Je me félicite du dépôt par le rapporteur de cet excellent amendement. C'est un point qui tient à cœur aux commissaires du développement durable, en particulier à ceux du groupe La République en Marche : assurer non seulement le suivi, mais aussi le contrôle du dispositif. Une question toutefois, Monsieur le ministre : l'amendement mentionne le délégué interministériel pour la filière sucre parmi les membres du conseil. Or la création de ce poste est une promesse que le Président de la République a faite à la filière. Rien ne dit qu'il sera maintenu jusqu'en 2023. N'est-il pas problématique de l'inscrire dans la loi ?

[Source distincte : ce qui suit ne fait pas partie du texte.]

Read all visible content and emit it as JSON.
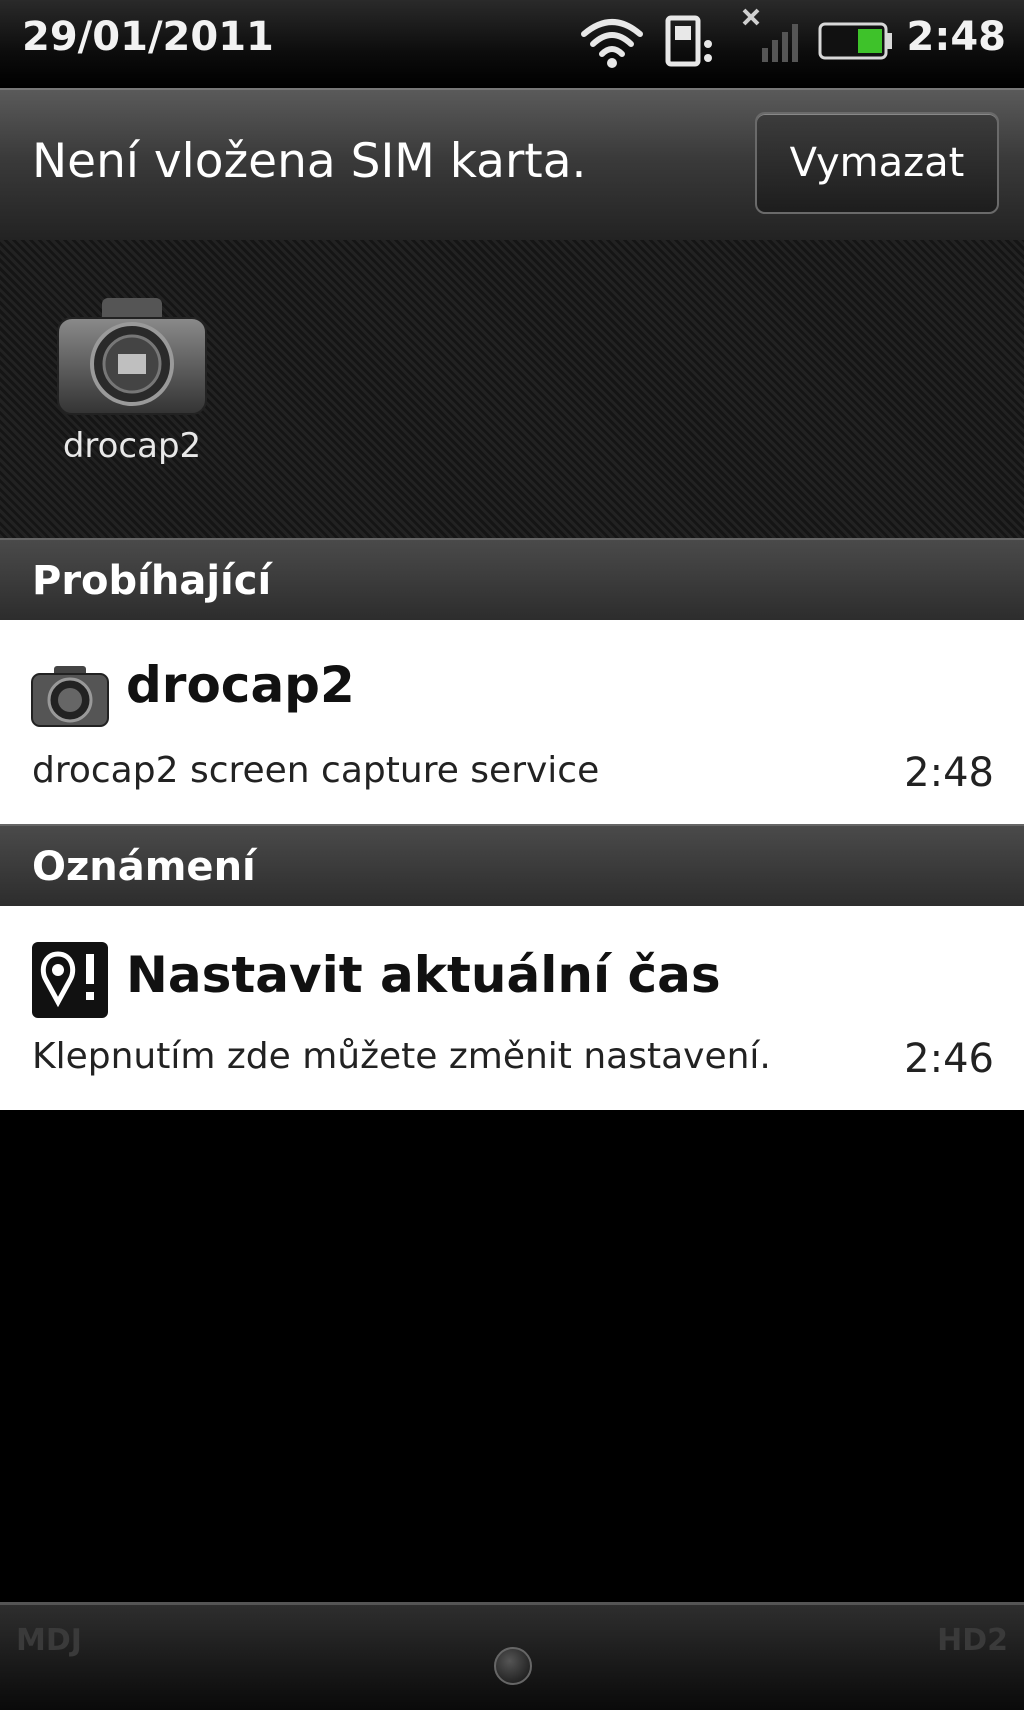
{
  "status_bar": {
    "date": "29/01/2011",
    "time": "2:48",
    "icons": [
      "wifi-icon",
      "sd-card-icon",
      "no-signal-icon",
      "battery-icon"
    ],
    "battery_color": "#3ec22a"
  },
  "header": {
    "title": "Není vložena SIM karta.",
    "clear_label": "Vymazat"
  },
  "shortcuts": [
    {
      "label": "drocap2",
      "icon": "camera-icon"
    }
  ],
  "sections": {
    "ongoing": {
      "label": "Probíhající",
      "items": [
        {
          "icon": "camera-icon",
          "title": "drocap2",
          "text": "drocap2 screen capture service",
          "time": "2:48"
        }
      ]
    },
    "notifications": {
      "label": "Oznámení",
      "items": [
        {
          "icon": "location-alert-icon",
          "title": "Nastavit aktuální čas",
          "text": "Klepnutím zde můžete změnit nastavení.",
          "time": "2:46"
        }
      ]
    }
  },
  "bottom_bar": {
    "left_text": "MDJ",
    "right_text": "HD2"
  }
}
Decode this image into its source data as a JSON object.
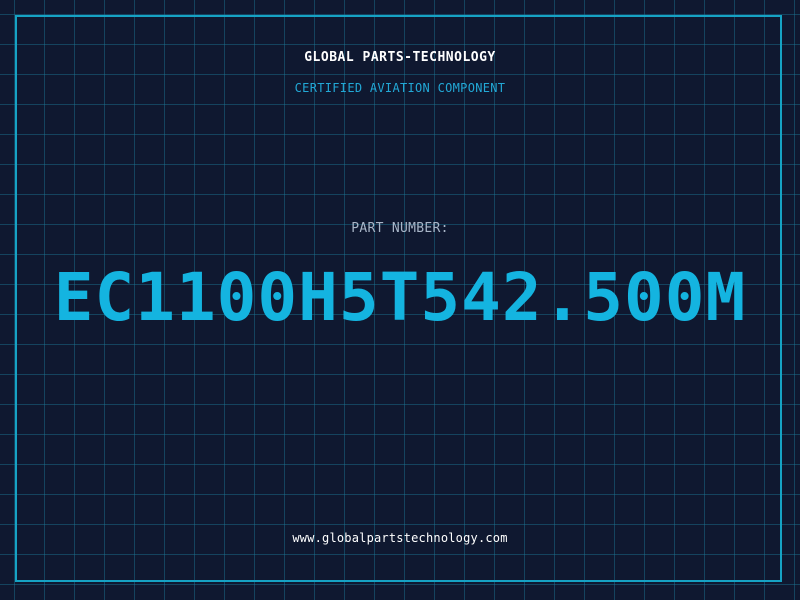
{
  "header": {
    "brand_name": "GLOBAL PARTS-TECHNOLOGY",
    "tagline": "CERTIFIED AVIATION COMPONENT"
  },
  "part": {
    "label": "PART NUMBER:",
    "number": "EC1100H5T542.500M"
  },
  "footer": {
    "website": "www.globalpartstechnology.com"
  },
  "colors": {
    "background": "#0f1830",
    "grid": "#1c7896",
    "frame": "#16a3c4",
    "accent": "#14b4e0",
    "tagline": "#22a8d6",
    "label": "#a9b6c8",
    "text": "#ffffff"
  }
}
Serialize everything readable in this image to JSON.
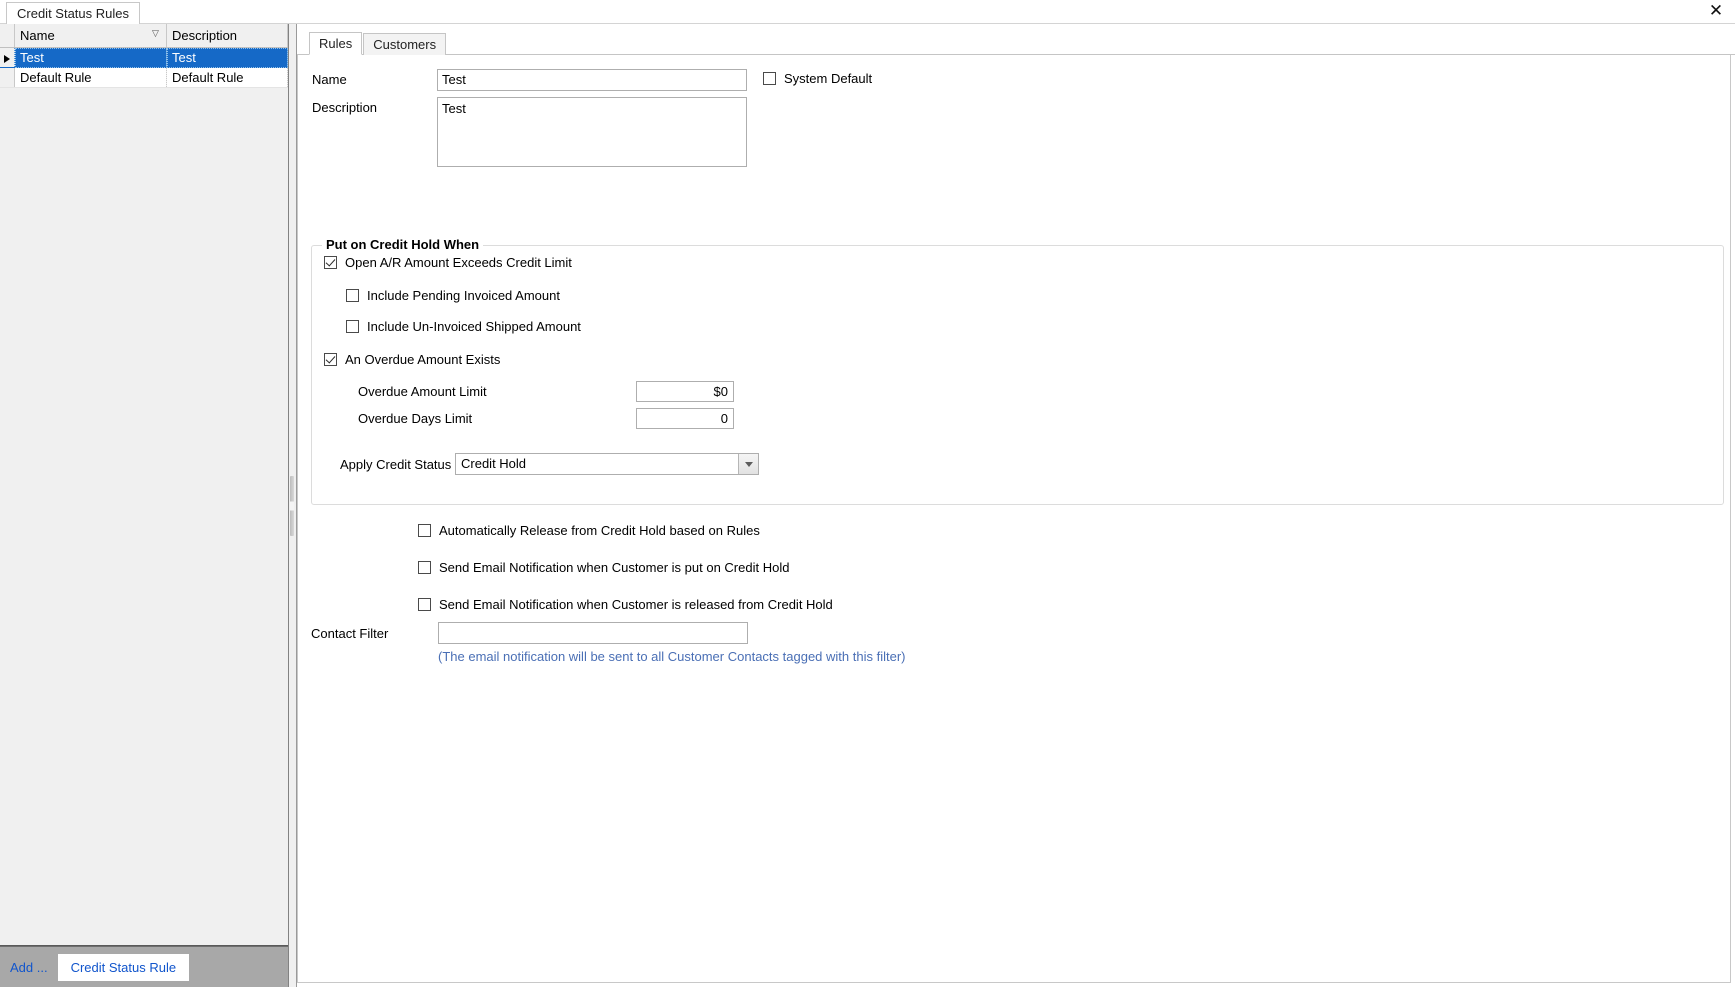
{
  "window": {
    "doc_tab_label": "Credit Status Rules",
    "close_icon": "close-icon"
  },
  "left_panel": {
    "columns": [
      "Name",
      "Description"
    ],
    "sort_indicator_column": "Name",
    "sort_glyph": "▽",
    "rows": [
      {
        "name": "Test",
        "description": "Test",
        "selected": true
      },
      {
        "name": "Default Rule",
        "description": "Default Rule",
        "selected": false
      }
    ],
    "footer": {
      "add_label": "Add ...",
      "add_target_label": "Credit Status Rule"
    }
  },
  "right_panel": {
    "tabs": [
      {
        "label": "Rules",
        "active": true
      },
      {
        "label": "Customers",
        "active": false
      }
    ],
    "fields": {
      "name_label": "Name",
      "name_value": "Test",
      "description_label": "Description",
      "description_value": "Test",
      "system_default_label": "System Default",
      "system_default_checked": false
    },
    "group": {
      "title": "Put on Credit Hold When",
      "open_ar_label": "Open A/R Amount Exceeds Credit Limit",
      "open_ar_checked": true,
      "include_pending_label": "Include Pending Invoiced Amount",
      "include_pending_checked": false,
      "include_uninvoiced_label": "Include Un-Invoiced Shipped Amount",
      "include_uninvoiced_checked": false,
      "overdue_exists_label": "An Overdue Amount Exists",
      "overdue_exists_checked": true,
      "overdue_amount_label": "Overdue Amount Limit",
      "overdue_amount_value": "$0",
      "overdue_days_label": "Overdue Days Limit",
      "overdue_days_value": "0",
      "apply_status_label": "Apply Credit Status",
      "apply_status_value": "Credit Hold",
      "apply_status_dropdown_icon": "chevron-down-icon"
    },
    "options": {
      "auto_release_label": "Automatically Release from Credit Hold based on Rules",
      "auto_release_checked": false,
      "email_on_hold_label": "Send Email Notification when Customer is put on Credit Hold",
      "email_on_hold_checked": false,
      "email_on_release_label": "Send Email Notification when Customer is released from Credit Hold",
      "email_on_release_checked": false
    },
    "contact_filter": {
      "label": "Contact Filter",
      "value": "",
      "placeholder": "",
      "hint": "(The email notification will be sent to all Customer Contacts tagged with this filter)"
    }
  },
  "colors": {
    "selection_blue": "#1569c7",
    "link_blue": "#1155cc",
    "hint_blue": "#4a6fb5",
    "footer_gray": "#a8a8a8"
  }
}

...prérogative du Parlement. Troisièmement, si l'objectif est de créer une structure afin de réunir les acteurs concernés, cela peut se faire par voie réglementaire. Dans la mesure où que je suis opposée à la réautorisation des néonicotinoïdes, je ne peux pas être pour le comité de suivi. En revanche, je serais favorable à la création d'un comité stratégique sur l'évolution de la filière betterave-sucre – mais cela ne relève pas du domaine de la loi.